BMO is the only company to offer ESG ETFs in the high yield category — one currency hedged and one unhedged. There’s more opportunity for ESG to have a positive impact on lower-quality bonds, Raes said: “You may be dealing with companies that are emerging or that may have had governance issues. in the past.”

Invesco’s national and global ESG strategies are both actively managed, with screening consisting of specific sector exclusions and a proprietary rating system that rates other issuers.

Fixed income analysts from the Invesco organization in North America and abroad are responsible for assessing financial and ESG criteria. “We think being really candid about ESG fixed income investing, it needs to be done by credit specialists,” Hooper said. “These are individuals or analysts who are closest not only to the industry but also to the respective issuers.”
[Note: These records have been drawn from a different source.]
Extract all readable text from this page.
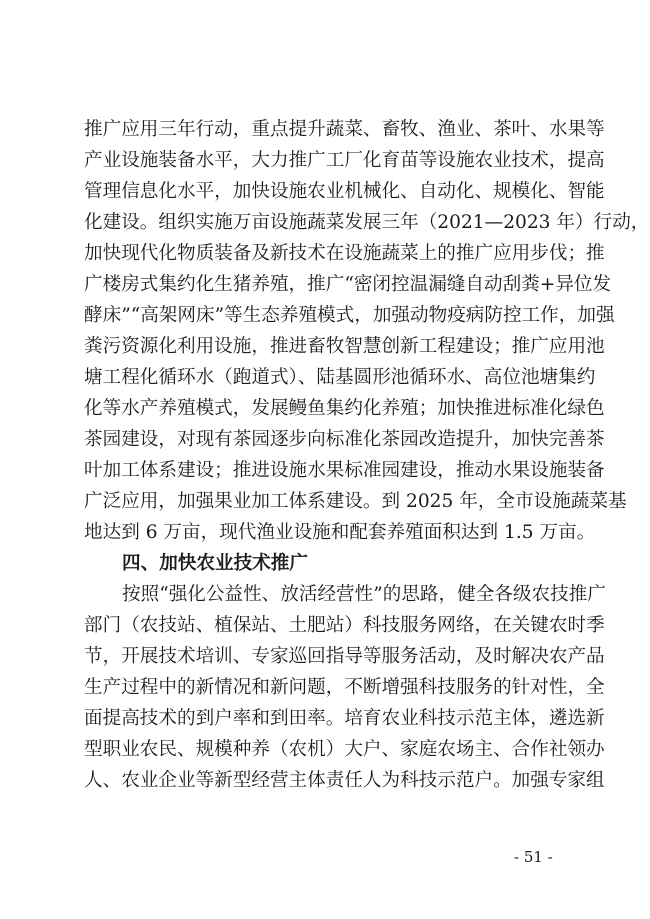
推广应用三年行动，重点提升蔬菜、畜牧、渔业、茶叶、水果等
产业设施装备水平，大力推广工厂化育苗等设施农业技术，提高
管理信息化水平，加快设施农业机械化、自动化、规模化、智能
化建设。组织实施万亩设施蔬菜发展三年（2021—2023 年）行动，
加快现代化物质装备及新技术在设施蔬菜上的推广应用步伐；推
广楼房式集约化生猪养殖，推广“密闭控温漏缝自动刮粪+异位发
酵床”“高架网床”等生态养殖模式，加强动物疫病防控工作，加强
粪污资源化利用设施，推进畜牧智慧创新工程建设；推广应用池
塘工程化循环水（跑道式）、陆基圆形池循环水、高位池塘集约
化等水产养殖模式，发展鳗鱼集约化养殖；加快推进标准化绿色
茶园建设，对现有茶园逐步向标准化茶园改造提升，加快完善茶
叶加工体系建设；推进设施水果标准园建设，推动水果设施装备
广泛应用，加强果业加工体系建设。到 2025 年，全市设施蔬菜基
地达到 6 万亩，现代渔业设施和配套养殖面积达到 1.5 万亩。
四、加快农业技术推广
按照“强化公益性、放活经营性”的思路，健全各级农技推广
部门（农技站、植保站、土肥站）科技服务网络，在关键农时季
节，开展技术培训、专家巡回指导等服务活动，及时解决农产品
生产过程中的新情况和新问题，不断增强科技服务的针对性，全
面提高技术的到户率和到田率。培育农业科技示范主体，遴选新
型职业农民、规模种养（农机）大户、家庭农场主、合作社领办
人、农业企业等新型经营主体责任人为科技示范户。加强专家组
- 51 -
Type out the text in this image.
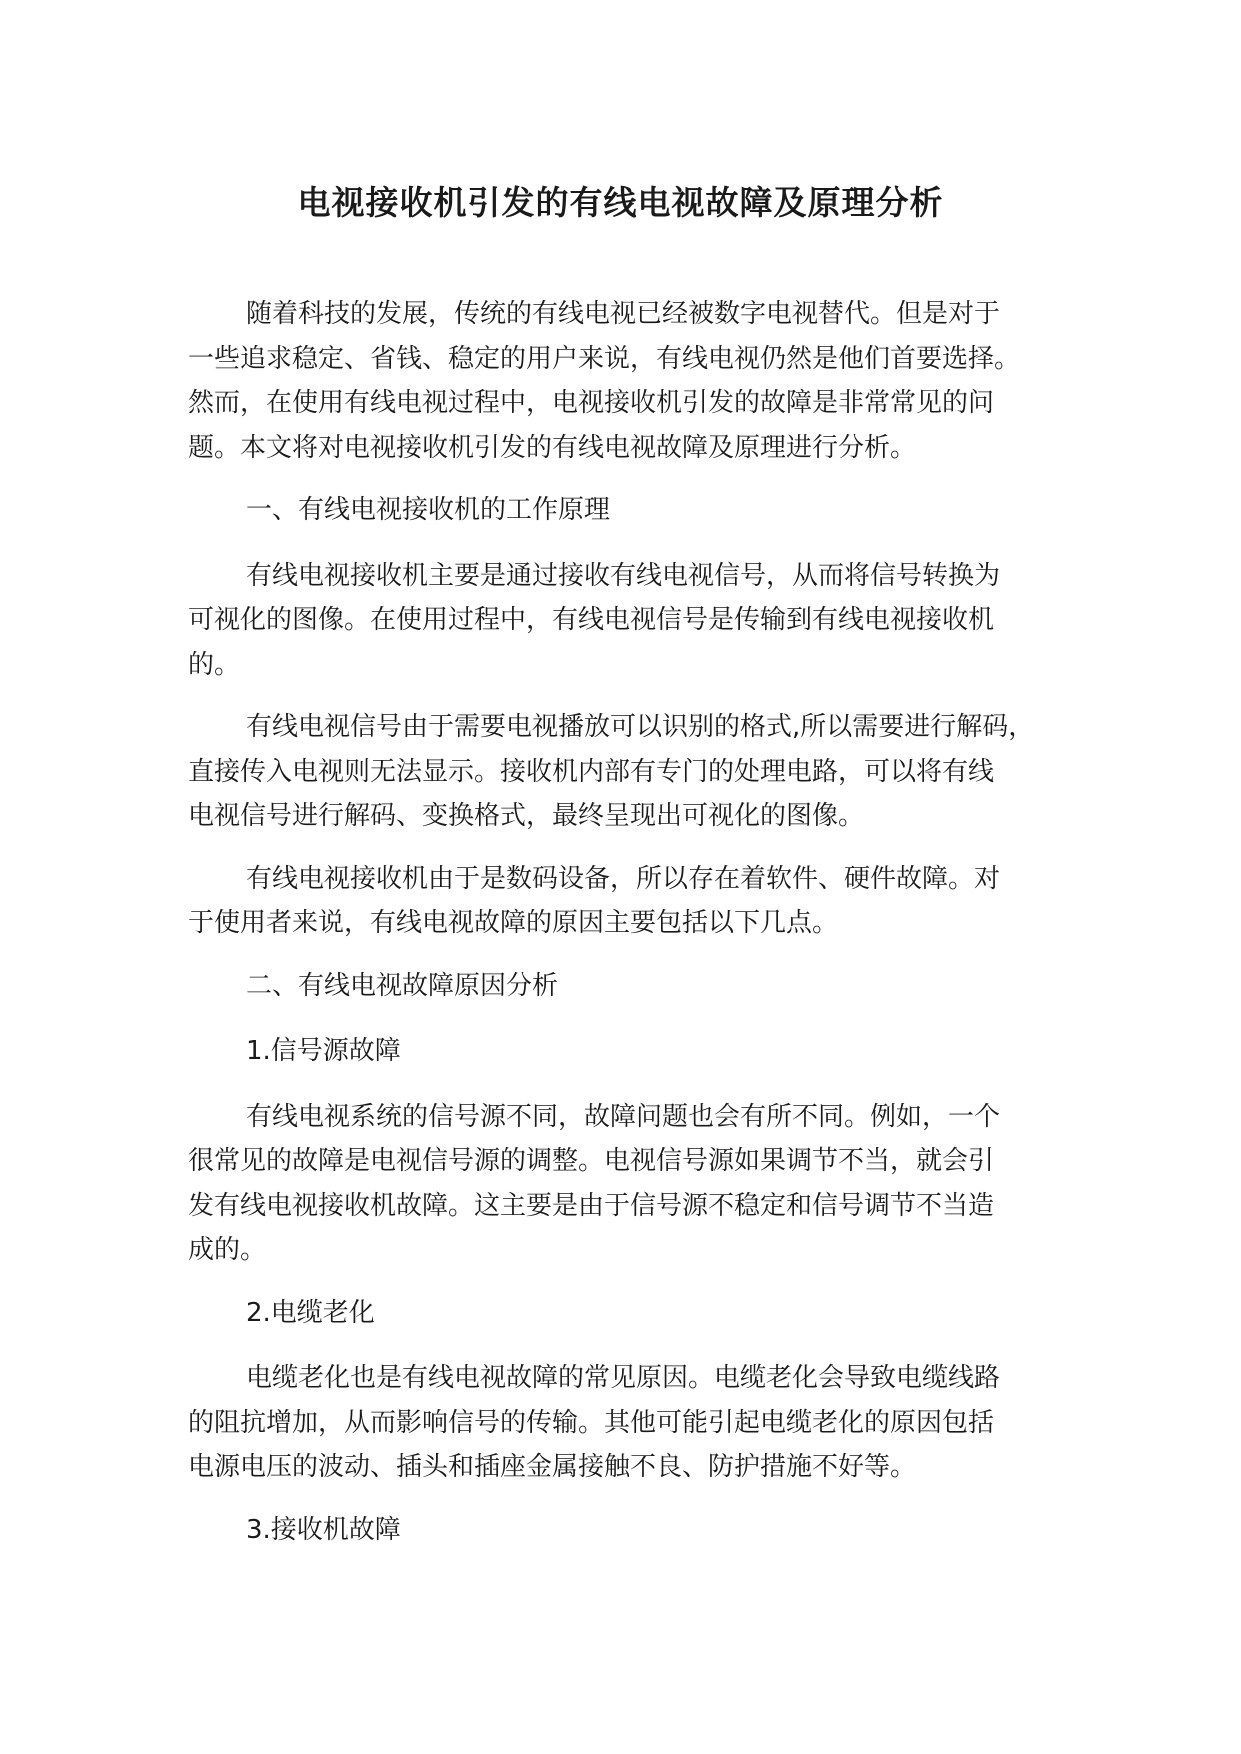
电视接收机引发的有线电视故障及原理分析

随着科技的发展，传统的有线电视已经被数字电视替代。但是对于
一些追求稳定、省钱、稳定的用户来说，有线电视仍然是他们首要选择。
然而，在使用有线电视过程中，电视接收机引发的故障是非常常见的问
题。本文将对电视接收机引发的有线电视故障及原理进行分析。

一、有线电视接收机的工作原理

有线电视接收机主要是通过接收有线电视信号，从而将信号转换为
可视化的图像。在使用过程中，有线电视信号是传输到有线电视接收机
的。

有线电视信号由于需要电视播放可以识别的格式,所以需要进行解码，
直接传入电视则无法显示。接收机内部有专门的处理电路，可以将有线
电视信号进行解码、变换格式，最终呈现出可视化的图像。

有线电视接收机由于是数码设备，所以存在着软件、硬件故障。对
于使用者来说，有线电视故障的原因主要包括以下几点。

二、有线电视故障原因分析

1.信号源故障

有线电视系统的信号源不同，故障问题也会有所不同。例如，一个
很常见的故障是电视信号源的调整。电视信号源如果调节不当，就会引
发有线电视接收机故障。这主要是由于信号源不稳定和信号调节不当造
成的。

2.电缆老化

电缆老化也是有线电视故障的常见原因。电缆老化会导致电缆线路
的阻抗增加，从而影响信号的传输。其他可能引起电缆老化的原因包括
电源电压的波动、插头和插座金属接触不良、防护措施不好等。

3.接收机故障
In the Canadian bond market, where domestic fund managers have far fewer choices than their global counterparts, ESG mandates will limit security selection.

But since only 26% of the Canadian investment-grade universe is made up of companies, exclusions are not onerous. At Invesco, Hooper said, specific exclusions — primarily in the energy sector — represent only about a tenth of the company universe, or less than 1% of the entire Canadian market. In addition, a Canadian fund may invest up to 30% of its assets outside of Canada.

When it comes to the global arena, does ESG investing mean sacrificing fixed income returns?

“It’s the No. 1 question in responsible investing,” Raes said. “And fortunately the answer is no. The investment universe is still very broad. And, second: “People recognize the element of risk that is mitigated by an ESG overlay or screen.”